= Holy League (1717) =

Anti-Ottoman alliance

The Holy League of 1717 was one of many coalitions organised by the Papal States to deal with the Ottoman threat.
This last one comprised Portugal, the Republic of Venice and Malta.

==Background==

Throughout the 16th and 17th centuries, several Holy Leagues were organized by the Papacy, the most famous of which finally managed to defeat the Ottoman fleet at the third Battle of Lepanto. However, the resurgent threat of the Ottoman fleet continued until the early 18th century and came again to the fore in the Seventh Ottoman–Venetian War of 1714–1718.

As with the previous Leagues, the Papal States organized the expedition, the Republic of Venice financed it and a third party - usually a Catholic kingdom - was to provide the support to the fleet. Given that Spain was exhausted from the War of the Spanish Succession, Pope Clement XI appealed to King John V of Portugal who ended up sending a fleet to the Mediterranean.
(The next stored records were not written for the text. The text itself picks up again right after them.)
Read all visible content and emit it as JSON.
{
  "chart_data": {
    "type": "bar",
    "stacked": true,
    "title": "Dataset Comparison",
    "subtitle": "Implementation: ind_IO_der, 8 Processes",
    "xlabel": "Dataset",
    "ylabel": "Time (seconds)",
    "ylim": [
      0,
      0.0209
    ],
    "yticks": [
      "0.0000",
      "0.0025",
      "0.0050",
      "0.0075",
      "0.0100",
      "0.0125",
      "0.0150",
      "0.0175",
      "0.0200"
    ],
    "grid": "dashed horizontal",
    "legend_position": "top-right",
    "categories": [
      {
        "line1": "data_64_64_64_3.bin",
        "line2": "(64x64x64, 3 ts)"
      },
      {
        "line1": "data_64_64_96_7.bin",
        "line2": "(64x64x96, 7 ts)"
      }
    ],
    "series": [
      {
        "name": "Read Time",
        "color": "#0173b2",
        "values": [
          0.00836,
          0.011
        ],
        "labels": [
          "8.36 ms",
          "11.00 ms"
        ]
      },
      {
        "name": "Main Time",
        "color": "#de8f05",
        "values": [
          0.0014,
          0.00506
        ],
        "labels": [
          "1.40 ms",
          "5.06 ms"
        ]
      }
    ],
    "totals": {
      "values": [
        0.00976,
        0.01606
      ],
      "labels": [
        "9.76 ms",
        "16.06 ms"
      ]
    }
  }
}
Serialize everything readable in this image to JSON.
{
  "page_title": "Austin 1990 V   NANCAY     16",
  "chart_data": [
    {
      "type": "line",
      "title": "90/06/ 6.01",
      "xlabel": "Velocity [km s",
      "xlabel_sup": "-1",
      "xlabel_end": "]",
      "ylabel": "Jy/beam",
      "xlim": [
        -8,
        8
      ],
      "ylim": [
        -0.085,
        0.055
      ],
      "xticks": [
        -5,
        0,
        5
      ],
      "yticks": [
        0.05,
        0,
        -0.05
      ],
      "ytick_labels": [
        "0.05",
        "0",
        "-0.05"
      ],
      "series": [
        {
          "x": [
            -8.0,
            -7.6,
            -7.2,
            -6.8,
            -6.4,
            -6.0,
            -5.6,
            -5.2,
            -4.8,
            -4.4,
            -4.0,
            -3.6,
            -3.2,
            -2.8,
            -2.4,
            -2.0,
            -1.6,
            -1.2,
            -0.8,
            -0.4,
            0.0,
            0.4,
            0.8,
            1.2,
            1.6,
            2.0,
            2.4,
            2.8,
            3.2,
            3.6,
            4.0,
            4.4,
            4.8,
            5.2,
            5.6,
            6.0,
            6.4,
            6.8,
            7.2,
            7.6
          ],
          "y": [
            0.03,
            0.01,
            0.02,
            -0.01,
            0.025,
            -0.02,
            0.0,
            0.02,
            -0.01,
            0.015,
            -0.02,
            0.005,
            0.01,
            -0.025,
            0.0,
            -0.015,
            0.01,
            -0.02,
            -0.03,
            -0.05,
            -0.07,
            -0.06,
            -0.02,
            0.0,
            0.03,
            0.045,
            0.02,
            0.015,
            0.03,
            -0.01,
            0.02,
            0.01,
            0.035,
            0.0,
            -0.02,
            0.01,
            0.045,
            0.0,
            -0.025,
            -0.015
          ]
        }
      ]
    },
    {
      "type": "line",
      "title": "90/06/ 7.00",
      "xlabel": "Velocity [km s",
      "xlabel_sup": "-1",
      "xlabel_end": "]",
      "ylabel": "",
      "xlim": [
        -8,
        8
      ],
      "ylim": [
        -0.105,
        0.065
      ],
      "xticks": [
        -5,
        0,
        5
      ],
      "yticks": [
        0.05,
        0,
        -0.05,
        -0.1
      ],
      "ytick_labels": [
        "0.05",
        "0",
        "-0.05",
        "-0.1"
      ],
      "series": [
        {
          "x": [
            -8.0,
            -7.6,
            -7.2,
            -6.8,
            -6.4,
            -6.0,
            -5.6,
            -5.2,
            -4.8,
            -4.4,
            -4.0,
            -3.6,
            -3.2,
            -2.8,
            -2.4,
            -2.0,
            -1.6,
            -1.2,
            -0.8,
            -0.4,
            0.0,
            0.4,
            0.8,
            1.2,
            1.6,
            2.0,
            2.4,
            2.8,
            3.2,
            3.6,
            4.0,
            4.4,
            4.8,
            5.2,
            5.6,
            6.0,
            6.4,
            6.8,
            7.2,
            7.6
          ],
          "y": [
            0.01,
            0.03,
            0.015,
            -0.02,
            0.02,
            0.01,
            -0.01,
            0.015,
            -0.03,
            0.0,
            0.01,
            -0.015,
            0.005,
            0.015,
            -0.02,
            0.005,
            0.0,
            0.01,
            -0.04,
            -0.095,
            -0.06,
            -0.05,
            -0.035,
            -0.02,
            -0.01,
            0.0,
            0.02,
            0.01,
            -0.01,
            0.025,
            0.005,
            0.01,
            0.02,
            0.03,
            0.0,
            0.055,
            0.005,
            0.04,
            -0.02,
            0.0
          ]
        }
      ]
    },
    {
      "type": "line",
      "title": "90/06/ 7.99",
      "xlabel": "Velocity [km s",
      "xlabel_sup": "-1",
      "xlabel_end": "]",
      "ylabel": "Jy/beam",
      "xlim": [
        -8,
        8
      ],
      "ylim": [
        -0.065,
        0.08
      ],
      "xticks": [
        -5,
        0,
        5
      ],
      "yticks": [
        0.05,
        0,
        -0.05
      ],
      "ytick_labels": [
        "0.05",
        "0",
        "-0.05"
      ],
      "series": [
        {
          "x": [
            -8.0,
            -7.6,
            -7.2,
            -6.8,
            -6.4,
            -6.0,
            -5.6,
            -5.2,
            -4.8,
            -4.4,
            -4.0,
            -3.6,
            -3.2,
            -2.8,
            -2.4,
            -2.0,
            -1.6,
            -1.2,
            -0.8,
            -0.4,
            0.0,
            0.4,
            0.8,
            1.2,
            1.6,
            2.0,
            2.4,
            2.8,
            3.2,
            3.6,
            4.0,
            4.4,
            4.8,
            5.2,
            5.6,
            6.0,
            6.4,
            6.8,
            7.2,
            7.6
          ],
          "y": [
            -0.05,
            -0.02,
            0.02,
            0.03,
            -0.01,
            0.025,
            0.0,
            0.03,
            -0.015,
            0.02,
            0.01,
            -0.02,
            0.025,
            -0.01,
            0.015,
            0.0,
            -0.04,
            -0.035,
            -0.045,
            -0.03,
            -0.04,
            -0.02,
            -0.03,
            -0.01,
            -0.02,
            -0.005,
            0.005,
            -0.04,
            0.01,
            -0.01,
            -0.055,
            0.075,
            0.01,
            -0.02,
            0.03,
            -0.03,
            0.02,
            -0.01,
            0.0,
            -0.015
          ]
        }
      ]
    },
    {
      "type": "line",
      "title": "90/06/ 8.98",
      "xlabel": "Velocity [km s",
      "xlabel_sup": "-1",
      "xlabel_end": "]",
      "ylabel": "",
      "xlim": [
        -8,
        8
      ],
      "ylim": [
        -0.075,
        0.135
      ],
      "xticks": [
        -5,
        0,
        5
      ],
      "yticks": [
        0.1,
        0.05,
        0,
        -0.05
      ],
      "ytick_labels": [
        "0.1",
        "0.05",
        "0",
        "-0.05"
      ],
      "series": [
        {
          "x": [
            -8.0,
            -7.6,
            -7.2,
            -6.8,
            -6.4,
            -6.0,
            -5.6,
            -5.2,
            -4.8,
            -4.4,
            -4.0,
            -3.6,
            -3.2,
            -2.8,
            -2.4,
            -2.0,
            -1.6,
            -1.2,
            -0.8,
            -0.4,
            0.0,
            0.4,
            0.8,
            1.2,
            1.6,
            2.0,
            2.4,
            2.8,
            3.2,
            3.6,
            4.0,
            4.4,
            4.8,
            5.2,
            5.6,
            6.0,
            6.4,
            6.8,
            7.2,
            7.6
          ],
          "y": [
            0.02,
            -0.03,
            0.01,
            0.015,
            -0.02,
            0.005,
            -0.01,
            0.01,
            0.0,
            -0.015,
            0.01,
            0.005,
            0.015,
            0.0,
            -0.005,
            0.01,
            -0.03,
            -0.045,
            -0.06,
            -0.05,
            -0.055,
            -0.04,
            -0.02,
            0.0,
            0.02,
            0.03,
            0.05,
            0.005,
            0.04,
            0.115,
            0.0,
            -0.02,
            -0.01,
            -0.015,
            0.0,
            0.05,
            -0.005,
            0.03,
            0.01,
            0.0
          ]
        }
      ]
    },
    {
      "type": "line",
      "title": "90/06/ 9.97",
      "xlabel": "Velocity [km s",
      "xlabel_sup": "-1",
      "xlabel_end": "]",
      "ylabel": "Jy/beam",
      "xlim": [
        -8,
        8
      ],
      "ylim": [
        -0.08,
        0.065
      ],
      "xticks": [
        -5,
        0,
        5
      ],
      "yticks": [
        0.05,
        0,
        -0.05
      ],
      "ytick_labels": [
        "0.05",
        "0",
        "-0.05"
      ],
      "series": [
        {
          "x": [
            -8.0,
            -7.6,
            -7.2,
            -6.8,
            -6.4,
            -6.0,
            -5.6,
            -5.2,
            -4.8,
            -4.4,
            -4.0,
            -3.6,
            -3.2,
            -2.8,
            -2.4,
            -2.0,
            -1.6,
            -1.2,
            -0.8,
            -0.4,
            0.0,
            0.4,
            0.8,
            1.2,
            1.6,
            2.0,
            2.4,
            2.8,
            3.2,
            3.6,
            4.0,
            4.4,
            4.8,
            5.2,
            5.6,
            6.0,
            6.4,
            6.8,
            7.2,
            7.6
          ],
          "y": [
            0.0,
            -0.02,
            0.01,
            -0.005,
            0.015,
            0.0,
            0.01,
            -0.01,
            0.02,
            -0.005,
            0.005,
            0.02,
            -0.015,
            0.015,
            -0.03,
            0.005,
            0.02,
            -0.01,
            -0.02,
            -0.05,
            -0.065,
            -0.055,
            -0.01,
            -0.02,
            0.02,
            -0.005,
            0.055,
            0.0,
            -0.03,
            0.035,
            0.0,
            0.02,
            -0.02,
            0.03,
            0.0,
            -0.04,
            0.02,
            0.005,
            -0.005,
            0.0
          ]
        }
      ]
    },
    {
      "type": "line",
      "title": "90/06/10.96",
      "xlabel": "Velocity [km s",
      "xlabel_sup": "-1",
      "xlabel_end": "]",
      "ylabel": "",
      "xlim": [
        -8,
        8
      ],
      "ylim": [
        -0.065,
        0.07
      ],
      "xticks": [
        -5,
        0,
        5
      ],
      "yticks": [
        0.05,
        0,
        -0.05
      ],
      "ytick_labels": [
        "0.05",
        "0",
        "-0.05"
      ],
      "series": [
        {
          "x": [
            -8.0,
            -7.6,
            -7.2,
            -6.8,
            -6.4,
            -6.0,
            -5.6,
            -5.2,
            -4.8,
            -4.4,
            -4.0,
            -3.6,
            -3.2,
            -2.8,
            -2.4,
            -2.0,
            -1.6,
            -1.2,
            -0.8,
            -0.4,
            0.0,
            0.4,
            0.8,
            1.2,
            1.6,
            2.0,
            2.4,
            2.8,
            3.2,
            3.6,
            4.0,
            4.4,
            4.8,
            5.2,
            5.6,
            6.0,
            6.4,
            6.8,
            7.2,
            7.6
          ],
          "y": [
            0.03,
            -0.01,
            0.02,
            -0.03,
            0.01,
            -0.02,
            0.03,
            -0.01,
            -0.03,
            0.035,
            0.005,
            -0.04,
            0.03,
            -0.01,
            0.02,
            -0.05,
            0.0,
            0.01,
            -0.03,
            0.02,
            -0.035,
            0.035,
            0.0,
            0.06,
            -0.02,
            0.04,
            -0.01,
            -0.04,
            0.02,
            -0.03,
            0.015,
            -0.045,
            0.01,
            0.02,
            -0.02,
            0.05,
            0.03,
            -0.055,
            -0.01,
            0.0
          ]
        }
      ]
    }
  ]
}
The efforts came to fruition in late July, when a combined fleet of Portuguese, Venetian, Papal, and Maltese ships engaged the fleet of Kapudan Pasha Eğribozlu İbrahim Pasha in the Battle of Matapan.

==Aftermath==

The outcome of 1717 as well as of the prior battles with the same goal, was that of restricting the Ottoman naval dominance to the eastern Mediterranean.

As a result of the battle, the Venetian attempt to recapture the Morea was foiled and the Ottoman reconquest of the peninsula was confirmed.